Asking good questions also is one of the hallmarks of a servant leader, a concept credited to Robert Greenleaf, who developed his ideas while working in management for AT&T and then published them in an essay in 1970. “The best servant leader asks the most provocative questions to help discover the truth,” said Patricia Falotico, CEO of the Robert K. Greenleaf Center for Servant Leadership.
Servant leadership – non-coercive but very strong
When applied to business, servant leadership is about understanding and meeting the needs of others so they can fulfill their highest potential and aspirations, Falotico said. “It’s not a tower-over, coercive leadership model. It is a very focused, others-centered leadership style. The leader is all about providing the resources necessary for teammates to thrive.” Ultimately, Falotico said, servant leadership helps organizations thrive and contribute to a better world.

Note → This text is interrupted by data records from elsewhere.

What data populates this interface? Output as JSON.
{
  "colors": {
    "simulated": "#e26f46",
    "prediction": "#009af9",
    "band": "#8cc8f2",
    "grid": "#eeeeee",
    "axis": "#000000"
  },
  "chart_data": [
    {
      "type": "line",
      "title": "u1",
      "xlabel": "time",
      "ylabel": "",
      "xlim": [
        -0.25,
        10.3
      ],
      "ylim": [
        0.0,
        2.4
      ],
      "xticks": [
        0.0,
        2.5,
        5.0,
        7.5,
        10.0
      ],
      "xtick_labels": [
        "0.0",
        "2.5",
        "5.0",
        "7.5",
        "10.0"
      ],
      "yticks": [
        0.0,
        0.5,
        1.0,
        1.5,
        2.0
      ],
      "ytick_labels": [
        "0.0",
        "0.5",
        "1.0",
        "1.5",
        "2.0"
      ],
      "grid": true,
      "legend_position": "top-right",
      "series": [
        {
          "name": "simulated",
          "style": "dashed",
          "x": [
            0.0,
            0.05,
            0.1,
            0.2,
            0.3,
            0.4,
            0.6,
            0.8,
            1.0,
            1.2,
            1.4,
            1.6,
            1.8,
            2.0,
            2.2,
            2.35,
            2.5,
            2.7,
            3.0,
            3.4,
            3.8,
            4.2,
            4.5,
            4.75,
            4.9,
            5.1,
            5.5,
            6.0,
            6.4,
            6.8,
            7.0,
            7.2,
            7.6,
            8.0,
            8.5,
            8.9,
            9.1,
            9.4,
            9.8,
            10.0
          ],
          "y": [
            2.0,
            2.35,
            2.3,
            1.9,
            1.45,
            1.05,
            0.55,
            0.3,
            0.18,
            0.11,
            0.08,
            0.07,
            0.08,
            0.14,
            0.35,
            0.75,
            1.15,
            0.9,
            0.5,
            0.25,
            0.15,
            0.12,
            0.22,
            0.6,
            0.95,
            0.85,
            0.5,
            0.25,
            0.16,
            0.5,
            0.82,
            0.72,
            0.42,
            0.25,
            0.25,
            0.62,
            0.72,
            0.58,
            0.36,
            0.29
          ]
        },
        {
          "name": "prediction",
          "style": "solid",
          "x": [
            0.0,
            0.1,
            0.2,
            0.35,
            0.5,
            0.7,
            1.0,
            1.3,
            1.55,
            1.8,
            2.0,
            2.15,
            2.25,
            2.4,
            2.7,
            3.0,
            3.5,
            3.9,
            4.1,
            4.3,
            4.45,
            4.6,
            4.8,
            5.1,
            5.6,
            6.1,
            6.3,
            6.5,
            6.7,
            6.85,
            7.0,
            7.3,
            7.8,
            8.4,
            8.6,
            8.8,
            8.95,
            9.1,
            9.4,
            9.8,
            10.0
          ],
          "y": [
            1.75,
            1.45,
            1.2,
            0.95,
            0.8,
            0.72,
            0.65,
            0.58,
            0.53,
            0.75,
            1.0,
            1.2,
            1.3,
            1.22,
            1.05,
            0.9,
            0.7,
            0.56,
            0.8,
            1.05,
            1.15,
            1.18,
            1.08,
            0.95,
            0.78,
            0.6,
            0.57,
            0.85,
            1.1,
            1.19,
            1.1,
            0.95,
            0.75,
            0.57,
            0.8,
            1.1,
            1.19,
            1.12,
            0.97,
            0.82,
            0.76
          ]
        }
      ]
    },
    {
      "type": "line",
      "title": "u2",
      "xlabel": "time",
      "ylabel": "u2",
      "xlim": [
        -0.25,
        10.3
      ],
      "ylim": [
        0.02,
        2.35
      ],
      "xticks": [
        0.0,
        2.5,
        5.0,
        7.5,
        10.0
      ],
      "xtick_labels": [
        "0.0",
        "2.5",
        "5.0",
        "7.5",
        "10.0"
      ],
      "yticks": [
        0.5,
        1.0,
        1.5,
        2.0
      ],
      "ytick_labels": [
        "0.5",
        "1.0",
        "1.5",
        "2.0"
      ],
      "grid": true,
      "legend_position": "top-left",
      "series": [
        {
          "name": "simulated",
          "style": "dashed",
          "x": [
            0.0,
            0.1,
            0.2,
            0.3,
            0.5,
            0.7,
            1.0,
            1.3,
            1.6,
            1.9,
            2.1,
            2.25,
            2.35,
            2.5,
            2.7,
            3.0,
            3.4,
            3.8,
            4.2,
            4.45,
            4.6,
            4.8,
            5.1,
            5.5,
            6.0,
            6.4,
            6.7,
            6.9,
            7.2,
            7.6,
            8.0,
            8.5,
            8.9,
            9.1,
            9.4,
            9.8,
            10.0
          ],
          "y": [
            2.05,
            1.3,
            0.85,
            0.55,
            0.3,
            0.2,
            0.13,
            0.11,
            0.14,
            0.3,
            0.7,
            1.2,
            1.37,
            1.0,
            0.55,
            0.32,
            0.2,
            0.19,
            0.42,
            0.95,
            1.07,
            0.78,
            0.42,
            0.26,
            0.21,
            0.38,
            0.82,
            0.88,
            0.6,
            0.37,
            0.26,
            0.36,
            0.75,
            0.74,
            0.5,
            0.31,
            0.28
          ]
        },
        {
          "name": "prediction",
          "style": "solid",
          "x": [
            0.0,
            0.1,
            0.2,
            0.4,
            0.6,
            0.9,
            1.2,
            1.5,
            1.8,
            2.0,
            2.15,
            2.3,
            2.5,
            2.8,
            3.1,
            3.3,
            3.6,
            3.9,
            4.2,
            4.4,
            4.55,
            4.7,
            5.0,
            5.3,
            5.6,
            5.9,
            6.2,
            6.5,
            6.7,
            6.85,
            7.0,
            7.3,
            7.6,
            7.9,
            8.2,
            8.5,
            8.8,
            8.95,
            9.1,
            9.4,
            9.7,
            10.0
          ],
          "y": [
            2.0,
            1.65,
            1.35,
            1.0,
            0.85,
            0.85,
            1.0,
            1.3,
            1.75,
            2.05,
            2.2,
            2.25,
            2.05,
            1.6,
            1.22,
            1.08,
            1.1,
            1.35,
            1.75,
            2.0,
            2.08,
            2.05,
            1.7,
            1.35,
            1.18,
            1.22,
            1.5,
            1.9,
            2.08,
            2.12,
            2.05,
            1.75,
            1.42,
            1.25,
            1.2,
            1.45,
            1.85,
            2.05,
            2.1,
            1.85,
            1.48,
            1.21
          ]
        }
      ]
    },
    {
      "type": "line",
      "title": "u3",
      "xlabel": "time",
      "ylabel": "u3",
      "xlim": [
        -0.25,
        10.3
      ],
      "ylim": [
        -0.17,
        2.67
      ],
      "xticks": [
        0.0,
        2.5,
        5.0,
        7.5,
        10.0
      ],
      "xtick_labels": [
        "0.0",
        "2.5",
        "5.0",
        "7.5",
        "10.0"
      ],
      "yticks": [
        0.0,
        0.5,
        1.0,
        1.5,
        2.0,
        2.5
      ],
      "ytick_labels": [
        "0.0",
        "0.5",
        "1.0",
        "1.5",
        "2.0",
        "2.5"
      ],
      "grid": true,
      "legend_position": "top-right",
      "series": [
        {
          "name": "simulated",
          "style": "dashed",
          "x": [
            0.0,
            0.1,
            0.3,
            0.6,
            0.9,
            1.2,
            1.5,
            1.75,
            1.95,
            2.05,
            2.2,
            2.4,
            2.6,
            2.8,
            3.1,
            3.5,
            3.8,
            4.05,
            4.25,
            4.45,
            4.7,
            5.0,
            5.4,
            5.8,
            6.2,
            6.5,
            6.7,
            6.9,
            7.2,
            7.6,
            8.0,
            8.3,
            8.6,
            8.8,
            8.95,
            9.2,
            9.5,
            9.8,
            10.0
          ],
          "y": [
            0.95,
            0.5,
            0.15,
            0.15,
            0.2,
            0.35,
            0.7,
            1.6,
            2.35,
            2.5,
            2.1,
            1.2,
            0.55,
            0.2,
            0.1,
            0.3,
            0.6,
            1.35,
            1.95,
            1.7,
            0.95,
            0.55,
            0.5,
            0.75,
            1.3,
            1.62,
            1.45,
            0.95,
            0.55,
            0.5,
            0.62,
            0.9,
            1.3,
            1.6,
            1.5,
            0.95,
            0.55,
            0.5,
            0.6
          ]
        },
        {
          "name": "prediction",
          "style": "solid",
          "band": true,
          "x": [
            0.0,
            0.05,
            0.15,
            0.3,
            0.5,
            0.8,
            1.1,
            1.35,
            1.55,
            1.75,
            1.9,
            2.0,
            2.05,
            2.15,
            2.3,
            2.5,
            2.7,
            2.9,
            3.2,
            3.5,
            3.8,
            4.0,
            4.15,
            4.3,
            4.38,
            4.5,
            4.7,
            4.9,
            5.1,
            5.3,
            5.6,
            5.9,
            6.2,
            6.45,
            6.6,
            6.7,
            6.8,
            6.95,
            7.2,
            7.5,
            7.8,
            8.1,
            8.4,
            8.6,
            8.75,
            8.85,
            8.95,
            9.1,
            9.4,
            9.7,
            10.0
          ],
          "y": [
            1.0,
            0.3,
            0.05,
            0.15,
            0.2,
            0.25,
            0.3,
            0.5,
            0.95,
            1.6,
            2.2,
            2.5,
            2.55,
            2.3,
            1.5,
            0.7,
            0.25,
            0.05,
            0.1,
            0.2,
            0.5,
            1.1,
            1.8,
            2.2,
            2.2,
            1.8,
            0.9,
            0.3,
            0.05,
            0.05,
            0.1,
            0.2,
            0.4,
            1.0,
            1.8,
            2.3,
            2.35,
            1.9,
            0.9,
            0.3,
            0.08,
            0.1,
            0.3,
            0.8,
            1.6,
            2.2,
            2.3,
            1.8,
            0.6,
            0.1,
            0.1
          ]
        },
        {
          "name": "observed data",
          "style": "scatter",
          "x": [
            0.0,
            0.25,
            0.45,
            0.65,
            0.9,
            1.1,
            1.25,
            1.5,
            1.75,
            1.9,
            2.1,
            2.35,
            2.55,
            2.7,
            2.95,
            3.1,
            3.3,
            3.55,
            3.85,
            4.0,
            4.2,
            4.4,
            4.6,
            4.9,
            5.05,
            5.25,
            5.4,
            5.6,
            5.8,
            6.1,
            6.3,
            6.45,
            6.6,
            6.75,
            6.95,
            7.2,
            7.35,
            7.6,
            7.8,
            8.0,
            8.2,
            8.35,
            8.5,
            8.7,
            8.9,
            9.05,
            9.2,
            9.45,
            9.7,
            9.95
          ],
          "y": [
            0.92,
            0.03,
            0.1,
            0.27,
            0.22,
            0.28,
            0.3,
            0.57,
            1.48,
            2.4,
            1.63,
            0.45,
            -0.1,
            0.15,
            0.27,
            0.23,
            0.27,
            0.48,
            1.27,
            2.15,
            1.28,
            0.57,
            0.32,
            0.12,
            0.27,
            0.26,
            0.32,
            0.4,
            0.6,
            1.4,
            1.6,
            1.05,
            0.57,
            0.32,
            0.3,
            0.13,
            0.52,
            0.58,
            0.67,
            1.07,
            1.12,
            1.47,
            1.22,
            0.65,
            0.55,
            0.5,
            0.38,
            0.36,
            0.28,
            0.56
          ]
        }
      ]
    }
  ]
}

As someone who grew up in a command-and-control environment, Falotico became a convert to servant leadership when she began to recognize that telling people “this is the way we’re going to do it” was not necessarily helping them to be their best. “I shifted into servant leadership without even knowing that that was what it was called.” Early in her career, she said, she was becoming frustrated with the people she was leading as a first-line manager in a corporate setting. Her husband challenged her to stop thinking about getting the job done and whether it matched how she would have done it and instead to start helping those under her to do the job their way.
Though sometimes mistakenly associated with weakness, the servant leadership model actually requires great strength because more is required of the leader, Falotico said. “It takes a lot more work to ensure that you are that you are putting the interests of others ahead of your own and . . . achieving the outcomes you need. It takes persistence, courage, the ability to have people become more accountable, the need to inspire others, the need to get them to feel a sense of shared ownership. There is nothing soft about it. What it isn’t is coercive. In a world where we associate strength with coercion, servant leaders are not coercive, but are very strong.”
Not everybody’s best friend
Falotico said someone who thinks of a servant leader as being everybody’s best friend is probably not going to want to embrace the concept. However, she continued, “Quite honestly, not all servant leaders are everybody’s best friend. We push, we challenge, we hold the bar high. The difference is we will help you get to that bar. We’re all about getting great results and building really powerful relationships with others.”
Although not a purely Catholic idea, servant leadership is nonetheless practiced by many Catholics who live out its principles in their business lives, Falotico said.
Seegers said servant leadership is taught at the Busch School, particularly in the classes of Andreas Widmer, assistant professor of entrepreneurship and author of The Pope and the CEO. Widmer’s book shares the leadership lessons he learned while serving as a Swiss Guard protecting Pope John Paul II and refined in his own business career. “He teaches servant leadership from day one and uses the word,” Seegers said.
He said he also has seen servant leadership at work in Abela’s challenge to the school’s leadership team to lead with truth and charity. “Truth means we don’t want to lull ourselves into believing everything is perfect and we’re constantly looking for the truth, but the charity part is to do it with magnanimity. You don’t go searching for the truth like an army soldier. You pursue it with grace and dignity and in a way that’s respectful of the other person. It’s a great way to think about servant leadership.”